We compare what’s right in front of us, not necessarily what we should think about or look at that might not be around at the time.
So if you give people options to compare yourself or your products to, which are slightly worse, they’ll pick you more often.
Let’s say you’re single. You show up at the club with a friend who looks similar but slightly less attractive. People will always compare the two of you against one another. It’s a lot easier to compare the two of you against each other than either one of you against everyone else. Therefore, if you can get people to think you’re hotter than your friend, they might even think you’re the prettiest person in the club!
Offering comparisons means selling, and while experiments like the one above are fun, you shouldn’t abuse this. Plus, for the sake of your own happiness, it’s best to try and stop comparing altogether.
Lesson 2: Free is just another kind of price, but a very powerful one.
When people hear something is free they go insane. Do you have a box at home with free gifts you’ve collected over the years, that you never use, but still keep? Or do you always go for the “buy one, get one free” deal when it’s offered to you?
Dan Ariely says free is a powerful emotional trigger, but at its core, it’s just another price – the price of zero dollars.
However, the difference between $0 and even just $0.01 is huge. When Dan did a study offering people to buy a Lindt truffle for $0.26 or a Hershey’s kiss for $0.01, the groups were split evenly (40% for each of the chocolates, with 20% of people buying nothing). But when they reduced both prices by one cent, making the cost of the truffle $0.25, but the cost of the Hershey’s kisses $0.00 (=free), 90% decided to go for the Hershey’s kisses, even though the difference in price was the same.
This has to do with our incredibly strong tendency to avoid losses wherever possible. If we buy something and it’s bad, we lose money. But if we get something for free, the potential downside is zero. It still might be good for us, though, so we value free items much more highly than we should.
Lesson 3: The endowment effect causes you to overvalue what you own.
In a funny video of one of his shows, famous stand up comedian George Carlin says about how we look at other people’s possessions: “Have you ever noticed that their stuff is shit and your shit is stuff?”
In a nutshell, this expresses the economic concept of the endowment effect – the fact that we value things more highly once we own them.
For example, if you bought that Lindt truffle in the above example for $0.26 cents, chances are you wouldn’t sell it to me at that price after you’ve had it for even just a minute. You’d likely quote me a price that’s somewhere around twice as high, maybe $0.50.
At Duke University, this phenomenon was investigated with baseball tickets. To get one, you had to enter a lottery. Hence, all participants were equally likely to get a ticket.

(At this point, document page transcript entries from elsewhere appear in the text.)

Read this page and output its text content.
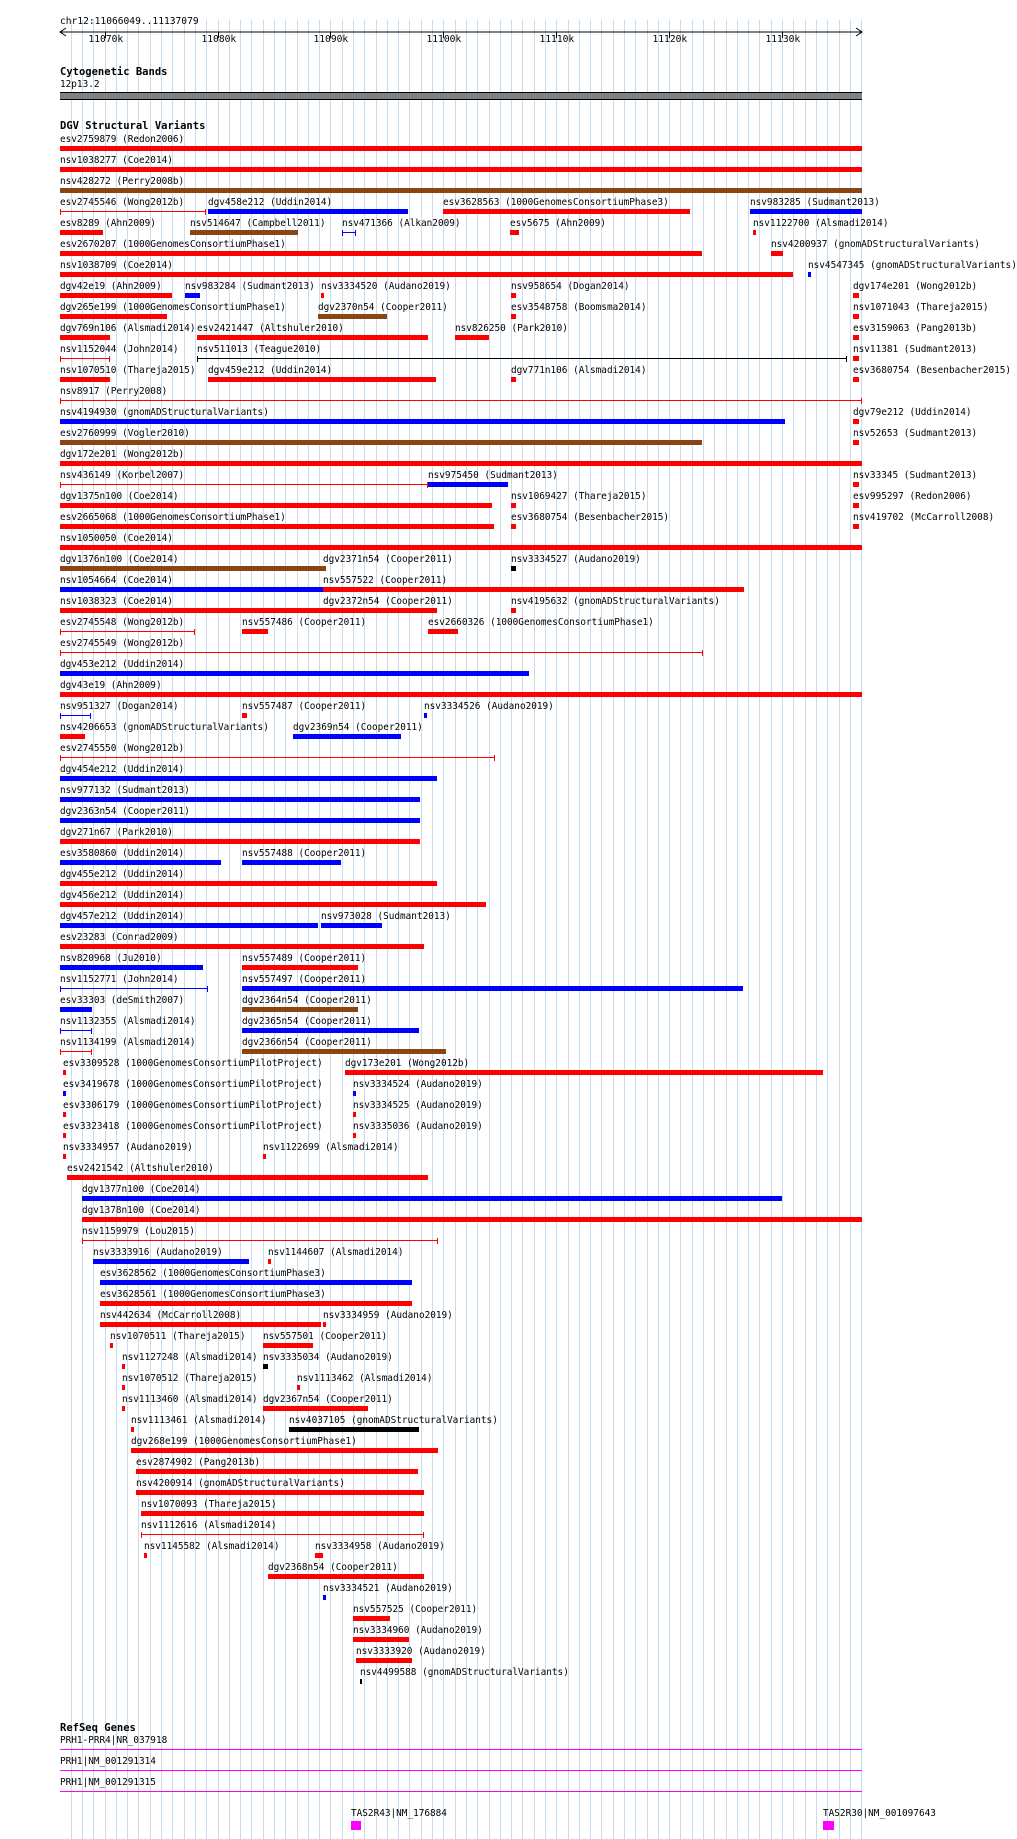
chr12:11066049..11137079
11070k	11080k	11090k	11100k	11110k	11120k	11130k
Cytogenetic Bands
12p13.2
DGV Structural Variants
esv2759879 (Redon2006)
nsv1038277 (Coe2014)
nsv428272 (Perry2008b)
esv2745546 (Wong2012b)	dgv458e212 (Uddin2014)	esv3628563 (1000GenomesConsortiumPhase3)	nsv983285 (Sudmant2013)
esv8289 (Ahn2009)	nsv514647 (Campbell2011) nsv471366 (Alkan2009)	esv5675 (Ahn2009)	nsv1122700 (Alsmadi2014)
esv2670207 (1000GenomesConsortiumPhase1)	nsv4200937 (gnomADStructuralVariants)
nsv1038709 (Coe2014)	nsv4547345 (gnomADStructuralVariants)
dgv42e19 (Ahn2009) nsv983284 (Sudmant2013) nsv3334520 (Audano2019)	nsv958654 (Dogan2014)	dgv174e201 (Wong2012b)
dgv265e199 (1000GenomesConsortiumPhase1)	dgv2370n54 (Cooper2011)	esv3548758 (Boomsma2014)	nsv1071043 (Thareja2015)
dgv769n106 (Alsmadi2014) esv2421447 (Altshuler2010)	nsv826250 (Park2010)	esv3159063 (Pang2013b)
nsv1152044 (John2014) nsv511013 (Teague2010)	nsv11381 (Sudmant2013)
nsv1070510 (Thareja2015) dgv459e212 (Uddin2014)	dgv771n106 (Alsmadi2014)	esv3680754 (Besenbacher2015)
nsv8917 (Perry2008)
nsv4194930 (gnomADStructuralVariants)	dgv79e212 (Uddin2014)
esv2760999 (Vogler2010)	nsv52653 (Sudmant2013)
dgv172e201 (Wong2012b)
nsv436149 (Korbel2007)	nsv975450 (Sudmant2013)	nsv33345 (Sudmant2013)
dgv1375n100 (Coe2014)	nsv1069427 (Thareja2015)	esv995297 (Redon2006)
esv2665068 (1000GenomesConsortiumPhase1)	esv3680754 (Besenbacher2015)	nsv419702 (McCarroll2008)
nsv1050050 (Coe2014)
dgv1376n100 (Coe2014)	dgv2371n54 (Cooper2011)	nsv3334527 (Audano2019)
nsv1054664 (Coe2014)	nsv557522 (Cooper2011)
nsv1038323 (Coe2014)	dgv2372n54 (Cooper2011)	nsv4195632 (gnomADStructuralVariants)
esv2745548 (Wong2012b)	nsv557486 (Cooper2011)	esv2660326 (1000GenomesConsortiumPhase1)
esv2745549 (Wong2012b)
dgv453e212 (Uddin2014)
dgv43e19 (Ahn2009)
nsv951327 (Dogan2014)	nsv557487 (Cooper2011)	nsv3334526 (Audano2019)
nsv4206653 (gnomADStructuralVariants)	dgv2369n54 (Cooper2011)
esv2745550 (Wong2012b)
dgv454e212 (Uddin2014)
nsv977132 (Sudmant2013)
dgv2363n54 (Cooper2011)
dgv271n67 (Park2010)
esv3580860 (Uddin2014)	nsv557488 (Cooper2011)
dgv455e212 (Uddin2014)
dgv456e212 (Uddin2014)
dgv457e212 (Uddin2014)	nsv973028 (Sudmant2013)
esv23283 (Conrad2009)
nsv820968 (Ju2010)	nsv557489 (Cooper2011)
nsv1152771 (John2014)	nsv557497 (Cooper2011)
esv33303 (deSmith2007)	dgv2364n54 (Cooper2011)
nsv1132355 (Alsmadi2014)	dgv2365n54 (Cooper2011)
nsv1134199 (Alsmadi2014)	dgv2366n54 (Cooper2011)
esv3309528 (1000GenomesConsortiumPilotProject) dgv173e201 (Wong2012b)
esv3419678 (1000GenomesConsortiumPilotProject)	nsv3334524 (Audano2019)
esv3306179 (1000GenomesConsortiumPilotProject)	nsv3334525 (Audano2019)
esv3323418 (1000GenomesConsortiumPilotProject)	nsv3335036 (Audano2019)
nsv3334957 (Audano2019)	nsv1122699 (Alsmadi2014)
esv2421542 (Altshuler2010)
dgv1377n100 (Coe2014)
dgv1378n100 (Coe2014)
nsv1159979 (Lou2015)
nsv3333916 (Audano2019)	nsv1144607 (Alsmadi2014)
esv3628562 (1000GenomesConsortiumPhase3)
esv3628561 (1000GenomesConsortiumPhase3)
nsv442634 (McCarroll2008)	nsv3334959 (Audano2019)
nsv1070511 (Thareja2015) nsv557501 (Cooper2011)
nsv1127248 (Alsmadi2014) nsv3335034 (Audano2019)
nsv1070512 (Thareja2015)	nsv1113462 (Alsmadi2014)
nsv1113460 (Alsmadi2014) dgv2367n54 (Cooper2011)
nsv1113461 (Alsmadi2014) nsv4037105 (gnomADStructuralVariants)
dgv268e199 (1000GenomesConsortiumPhase1)
esv2874902 (Pang2013b)
nsv4200914 (gnomADStructuralVariants)
nsv1070093 (Thareja2015)
nsv1112616 (Alsmadi2014)
nsv1145582 (Alsmadi2014)	nsv3334958 (Audano2019)
dgv2368n54 (Cooper2011)
nsv3334521 (Audano2019)
nsv557525 (Cooper2011)
nsv3334960 (Audano2019)
nsv3333920 (Audano2019)
nsv4499588 (gnomADStructuralVariants)
RefSeq Genes
PRH1-PRR4|NR_037918
PRH1|NM_001291314
PRH1|NM_001291315
TAS2R43|NM_176884	TAS2R30|NM_001097643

But once the tickets have been distributed, those who won them wouldn’t sell them for less than a staggering $2,400. Meanwhile, those who didn’t win any wouldn’t pay more than $170.
That’s the endowment effect at work and it’s based on three things:
- We love what we own simply because of our memories and fantasies about it (“I loved wearing this shirt at work/I’ll have so much fun at the game”).

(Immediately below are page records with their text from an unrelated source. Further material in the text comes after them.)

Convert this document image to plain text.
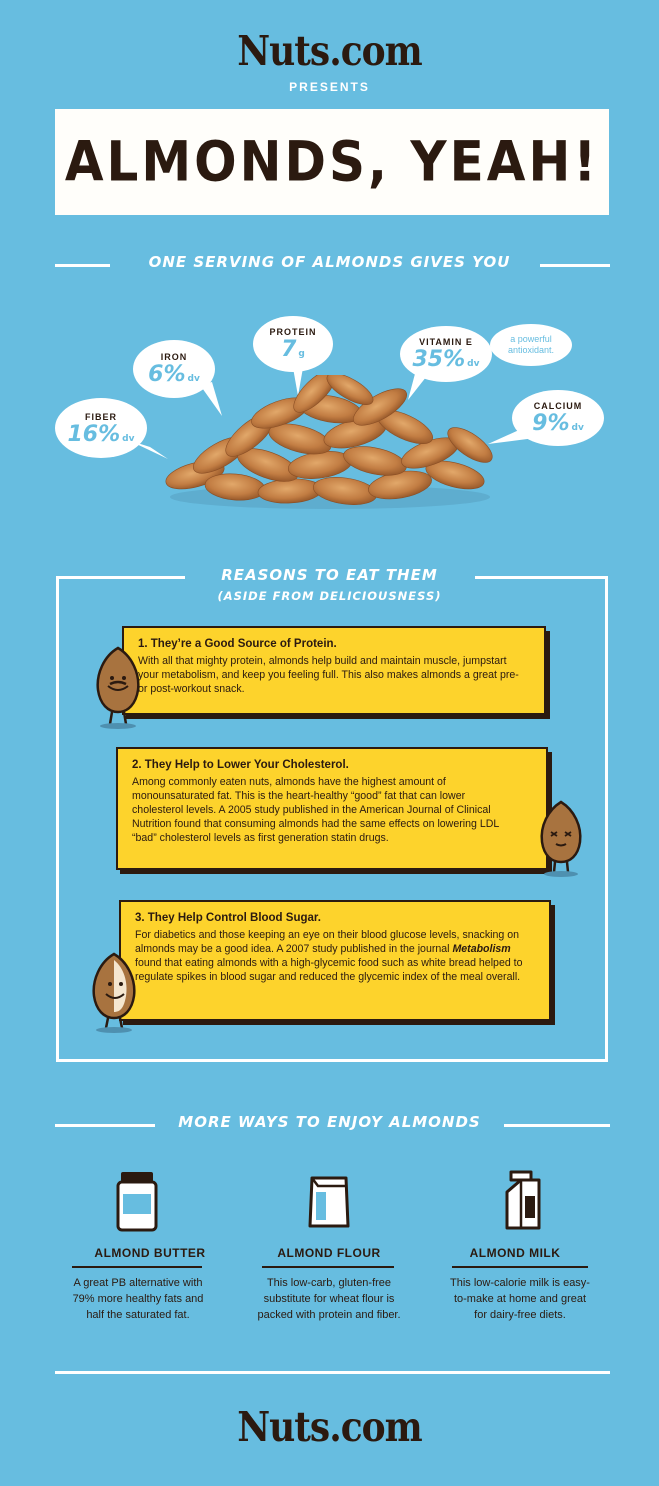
Nuts.com
PRESENTS
ALMONDS, YEAH!
ONE SERVING OF ALMONDS GIVES YOU
FIBER
16% dv
IRON
6% dv
PROTEIN
7 g
VITAMIN E
35% dv
a powerful antioxidant.
CALCIUM
9% dv
REASONS TO EAT THEM
(ASIDE FROM DELICIOUSNESS)
1. They’re a Good Source of Protein.

With all that mighty protein, almonds help build and maintain muscle, jumpstart your metabolism, and keep you feeling full. This also makes almonds a great pre- or post-workout snack.

2. They Help to Lower Your Cholesterol.

Among commonly eaten nuts, almonds have the highest amount of monounsaturated fat. This is the heart-healthy “good” fat that can lower cholesterol levels. A 2005 study published in the American Journal of Clinical Nutrition found that consuming almonds had the same effects on lowering LDL “bad” cholesterol levels as first generation statin drugs.

3. They Help Control Blood Sugar.

For diabetics and those keeping an eye on their blood glucose levels, snacking on almonds may be a good idea. A 2007 study published in the journal Metabolism found that eating almonds with a high-glycemic food such as white bread helped to regulate spikes in blood sugar and reduced the glycemic index of the meal overall.

MORE WAYS TO ENJOY ALMONDS
ALMOND BUTTER
A great PB alternative with 79% more healthy fats and half the saturated fat.
ALMOND FLOUR
This low-carb, gluten-free substitute for wheat flour is packed with protein and fiber.
ALMOND MILK
This low-calorie milk is easy-to-make at home and great for dairy-free diets.
Nuts.com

- We hate losing things we own, whereas we don’t mind missing out on something all that much.
- Usually, we expect others to think highly of the same things we do (“If I like this carpet, I’m sure all my friends will like it too).
Predictably Irrational Review
I’ve rambled way too much, but that’s because Predictably Irrational is so good. Seriously. Dozens of gems and valuable things to learn about. You’ll have a lot better idea of the biases working for and against you after reading this. Definite recommend.
Who would I recommend the Predictably Irrational summary to?
The 22 year old computer nerd at college, who’s trying to score a girlfriend, the 43 year old brick and mortar store owner, who can’t think of a good way to get more customers, and anyone whose video games somehow won’t sell on ebay.